Gwyneth Paltrow's 'Goop team' defends 'vaginal jade eggs'
Gwyneth Paltrow arrives at the Kaleidoscope 5: LIGHT event in Culver City, Calif. on Saturday, May 6, 2017. (Jordan Strauss/Invision/AP)
Published Friday, July 14, 2017 1:05PM EDT
A Canadian doctor who has long been an outspoken critic of Gwyneth Paltrow and the questionable health advice on her lifestyle website, Goop, has now found herself the target of an attack by the site's team.
On Thursday, Paltrow tweeted out a link to a new Goop post that focuses on Dr. Jen Gunter, an obstetrician/ gynecologist in San Francisco, who grew up and studied medicine in Manitoba.
The "Goop team” writes that this will be the first of many articles to confront their critics and give the site’s doctors a chance to respond.
The post goes on to defend “vaginal jade eggs,” which are US$66 jade rocks designed to be inserted into the vagina to help “connect the second chara (sic) and yoni for optimal self-love and wellbeing” and to make a woman “feel more in touch with her sexuality, and more empowered.”
The Goop team notes Dr. Gunter “posted a mocking response on her site” about jade eggs, and that “there was a tremendous amount of press pick-up on the doctor’s post.”
In fact, Dr. Gunter has been one of Goop’s and Paltrow’s most vocal critics. (She has an entire category on her blog debunking Goop’s advice for women)

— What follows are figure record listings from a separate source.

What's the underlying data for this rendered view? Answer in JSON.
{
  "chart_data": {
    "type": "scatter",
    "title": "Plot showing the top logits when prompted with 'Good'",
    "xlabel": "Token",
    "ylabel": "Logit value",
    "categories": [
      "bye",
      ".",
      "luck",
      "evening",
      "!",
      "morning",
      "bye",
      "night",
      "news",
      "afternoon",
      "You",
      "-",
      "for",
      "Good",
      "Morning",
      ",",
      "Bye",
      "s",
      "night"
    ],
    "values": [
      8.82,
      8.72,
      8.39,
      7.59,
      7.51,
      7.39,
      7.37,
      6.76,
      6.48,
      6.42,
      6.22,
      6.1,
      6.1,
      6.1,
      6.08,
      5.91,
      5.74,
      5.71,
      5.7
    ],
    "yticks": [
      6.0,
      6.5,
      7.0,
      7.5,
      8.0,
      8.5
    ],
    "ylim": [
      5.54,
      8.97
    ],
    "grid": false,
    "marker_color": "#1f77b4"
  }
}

In one post earlier this spring, Dr. Gunter pointed out several health concerns with the eggs. She was particularly concerned that jade is porous and could harbour bacteria that could put users at risk for all sorts of infections, including potentially fatal toxic shock syndrome.

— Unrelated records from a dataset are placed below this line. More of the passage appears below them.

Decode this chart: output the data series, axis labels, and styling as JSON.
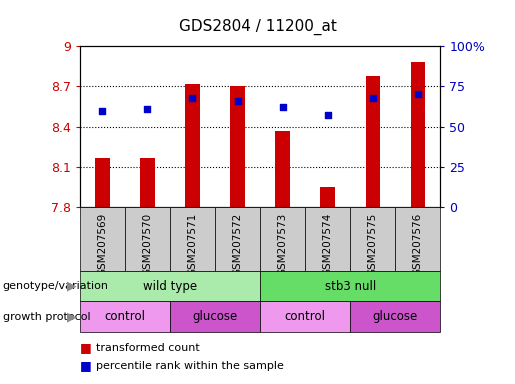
{
  "title": "GDS2804 / 11200_at",
  "samples": [
    "GSM207569",
    "GSM207570",
    "GSM207571",
    "GSM207572",
    "GSM207573",
    "GSM207574",
    "GSM207575",
    "GSM207576"
  ],
  "transformed_count": [
    8.17,
    8.17,
    8.72,
    8.7,
    8.37,
    7.95,
    8.78,
    8.88
  ],
  "percentile_rank": [
    60,
    61,
    68,
    66,
    62,
    57,
    68,
    70
  ],
  "y_min": 7.8,
  "y_max": 9.0,
  "y_ticks": [
    7.8,
    8.1,
    8.4,
    8.7,
    9.0
  ],
  "y_tick_labels": [
    "7.8",
    "8.1",
    "8.4",
    "8.7",
    "9"
  ],
  "y2_ticks": [
    0,
    25,
    50,
    75,
    100
  ],
  "y2_tick_labels": [
    "0",
    "25",
    "50",
    "75",
    "100%"
  ],
  "bar_color": "#cc0000",
  "dot_color": "#0000cc",
  "bar_bottom": 7.8,
  "genotype_groups": [
    {
      "label": "wild type",
      "start": 0,
      "end": 4,
      "color": "#aaeaaa"
    },
    {
      "label": "stb3 null",
      "start": 4,
      "end": 8,
      "color": "#66dd66"
    }
  ],
  "growth_groups": [
    {
      "label": "control",
      "start": 0,
      "end": 2,
      "color": "#ee99ee"
    },
    {
      "label": "glucose",
      "start": 2,
      "end": 4,
      "color": "#cc55cc"
    },
    {
      "label": "control",
      "start": 4,
      "end": 6,
      "color": "#ee99ee"
    },
    {
      "label": "glucose",
      "start": 6,
      "end": 8,
      "color": "#cc55cc"
    }
  ],
  "legend_items": [
    {
      "label": "transformed count",
      "color": "#cc0000"
    },
    {
      "label": "percentile rank within the sample",
      "color": "#0000cc"
    }
  ],
  "sample_bg": "#cccccc",
  "left_label_color": "#cc0000",
  "right_label_color": "#0000bb"
}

She said not only is there no science to back up the use of the eggs, “selling women biologically implausible devices and unstudied practices under the guise of reclaiming sensuality is harmful.”
In its post Thursday, the Goop editors call the doctor’s concerns “strangely confident.” They write that Dr. Gunter has been “taking advantage” of the attention her criticisms have brought her and has attacked Goop “to build her personal platform -- ridiculing the women who might read our site in the process.”
They go on to defend their products and advice, saying: “We simply want information; we want autonomy over our health… Our primary place is in addressing people, women in particular, who are tired of feeling less-than-great, who are looking for solutions."
Dr. Gunter has countered that “selling women biologically implausible devices and unstudied practices” can actually be disempowering.
“Imagine how a woman might feel who plunks down $66 for a jade egg and gets no benefit -- or worse, hurts herself?” she wrote.
On Thursday, Dr. Gunter, who is vacationing in England, responded to the Goop post:
I am just one doctor with a blog @goop so if I can get under your skin with facts so easily you must have very weak ideas indeed— Jennifer Gunter (@DrJenGunter) July 13, 2017
Timothy Caulfield, a professor in the faculty of Law and the School of Public Health at the University of Alberta, wrote a book about the influence celebrities wield, called “Is Gwyneth Wrong About Everything?”
He says it can be easy to dismiss some of the “nonsense” that Paltrow and Goop promote but -- as he argues in his book -- there are many who put stock in a product or practice if it's been endorsed by a celebrity.
“This stuff matters. Some of the stuff they promote is dangerous, but what celebrities say matters,” he said, adding “I truly believe that detoxes and cleanses wouldn’t exist but for celebrities.”
Caulfield, who claims Dr. Gunter as a personal friend, says he finds the “twisted logic” of the post infuriating, but is also irritated they went after the physician herself.
“They say they’re taking the high road. But then they make these personal attacks,” he told CTVNews.ca by phone.
He says Gunter has used her medical experience to debunk point by point so many of the site’s claims.
“Jen is a gynecologist so this is her area of expertise. She writes these posts quickly, she does it with humour, and in a way that’s relevant to the general public,” he said.
Caulfield calls Goop’s decision to attack Dr. Gunter a “tactical error,” since it might only draw more attention to her posts, and notes support for Dr. Gunter is growing with the #TeamJen hashtag.
“This whole thing has blown up into something much bigger than I would have expected, which I really think speaks to the frustration that Gwyneth engenders,” he said.